Mais les moyens d’investigation prévues au Code du travail ne permettent pas à ce dernier d’en user pour des infractions étrangères au Droit pénal du travail. Ainsi l’accès aux documents sociaux n’est possible pour l’OPJ que dans le traitement notamment du délit de travail dissimulé.
Cet accès est illicite, par exemple s’agissant des déclarations préalables à l’embauche, dans le cadre d’autres qualifications. C’est ce que vient de rappeler la Cour de cassation dans l’arrêt ci-dessous partiellement reproduit.
COUR DE CASSATION, Chambre criminelle, 14 avril 2026 (pourvoi n° 25-83.109, publié au Bulletin)
M. [B] [T] a formé un pourvoi contre l’arrêt de la chambre de l’instruction de la cour d’appel de Paris, 7e section, en date du 8 avril 2025, qui, dans l’information suivie contre lui des chefs d’association de malfaiteurs criminelle et infractions à la législation sur les armes, a prononcé sur sa demande d’annulation de pièces de la procédure.
(…)
Faits et procédure
1. Il résulte de l’arrêt attaqué et des pièces soumises à l’examen de la Cour de cassation ce qui suit.
2. Mis en examen des chefs susvisés le 1er mars 2024, M. [B] [T] a, le lundi 2 septembre suivant, déposé une requête en annulation d’actes et de pièces de la procédure.
(…)
Enoncé du moyen
20. Le moyen critique l’arrêt attaqué en ce qu’il a rejeté les demandes tendant à l’annulation des procès-verbaux de consultation des fichiers FICOBA et DPAE, alors « que les enquêteurs ne sont autorisés à consulter le fichier DPAE que pour la recherche et la constatation des infractions en matière de travail dissimulé ; qu’au cas d’espèce, la défense de Monsieur [T] faisait valoir que l’accès des enquêteurs au fichier DPAE était irrégulier comme étant intervenu dans le cadre d’une enquête ayant pour objet des faits non pas de travail dissimulé mais d’infractions à la législation sur les armes et de participation à une association de malfaiteurs ; qu’en affirmant que les enquêteurs pouvaient, dans le cadre d’une enquête ayant un objet distinct de la recherche et la constatation d’infractions aux interdictions de travail dissimulé, accéder aux données du traitement DPAE, la Chambre de l’instruction a violé les articles L. 1221-10, L. 8221-5, L. 8271-1, L. 8271-1-2 et L. 8271-9 du Code du travail, 591 et 593 du Code de procédure pénale. »
Réponse de la Cour
Vu l’article 593 du code de procédure pénale :
21. Tout arrêt de la chambre de l’instruction doit comporter les motifs propres à justifier la décision.

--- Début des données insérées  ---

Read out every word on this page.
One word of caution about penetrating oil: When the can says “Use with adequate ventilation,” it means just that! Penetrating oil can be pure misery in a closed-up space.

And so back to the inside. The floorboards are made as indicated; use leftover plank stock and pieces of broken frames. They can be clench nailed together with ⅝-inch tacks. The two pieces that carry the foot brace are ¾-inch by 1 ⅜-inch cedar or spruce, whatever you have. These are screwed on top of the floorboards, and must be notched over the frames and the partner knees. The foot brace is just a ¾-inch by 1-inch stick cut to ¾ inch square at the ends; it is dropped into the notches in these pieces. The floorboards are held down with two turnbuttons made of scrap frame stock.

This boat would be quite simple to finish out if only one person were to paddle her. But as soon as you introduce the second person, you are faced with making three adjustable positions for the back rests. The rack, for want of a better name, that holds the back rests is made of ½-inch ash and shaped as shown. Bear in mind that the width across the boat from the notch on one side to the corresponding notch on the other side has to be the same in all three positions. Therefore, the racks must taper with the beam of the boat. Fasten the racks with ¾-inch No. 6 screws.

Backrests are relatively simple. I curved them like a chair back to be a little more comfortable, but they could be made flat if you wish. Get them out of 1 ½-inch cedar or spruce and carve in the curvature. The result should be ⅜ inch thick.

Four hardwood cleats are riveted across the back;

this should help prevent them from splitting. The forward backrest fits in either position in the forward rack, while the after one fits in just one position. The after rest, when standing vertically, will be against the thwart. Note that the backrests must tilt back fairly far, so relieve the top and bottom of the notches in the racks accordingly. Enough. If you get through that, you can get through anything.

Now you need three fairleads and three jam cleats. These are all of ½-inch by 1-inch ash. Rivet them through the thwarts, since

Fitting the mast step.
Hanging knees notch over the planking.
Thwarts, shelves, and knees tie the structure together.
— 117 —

L’insuffisance ou la contradiction des motifs équivaut à leur absence.
22. Pour rejeter le moyen de nullité de la consultation du fichier DPAE, l’arrêt attaqué énonce que l’habilitation d’accès à ce fichier a été prévue pour faciliter la lutte contre le travail dissimulé et a été ouverte à plusieurs catégories d’agents de contrôle, que, toutefois, il ne saurait être retenu que les officiers et agents de police judiciaire, qui sont investis d’une mission de police judiciaire plus large que celle d’autres agents de contrôle, ne pourraient accéder aux données couvertes par leur droit d’accès pour la recherche et la constatation d’infractions plus graves, comme en l’espèce, l’information étant ouverte des chefs d’infractions à la législation sur les armes et d’association de malfaiteurs en vue de la préparation de plusieurs crimes.
23. En se déterminant ainsi, la chambre de l’instruction, qui n’a pas tiré les conséquences légales de ses propres constatations selon lesquelles les textes du code du travail invoqués au moyen ne constituent pas le fondement de l’accès des enquêteurs au fichier DPAE pour les investigations ne concernant pas les infractions prévues audit code, n’a pas justifié sa décision.
24. Il lui appartenait en particulier de rechercher si cet accès avait pu avoir lieu régulièrement sur le fondement des articles 60-2 et 99-4 du code de procédure pénale et des dispositions réglementaires prises pour l’application
du premier de ces textes.
25. La cassation est par conséquent encourue de ce chef.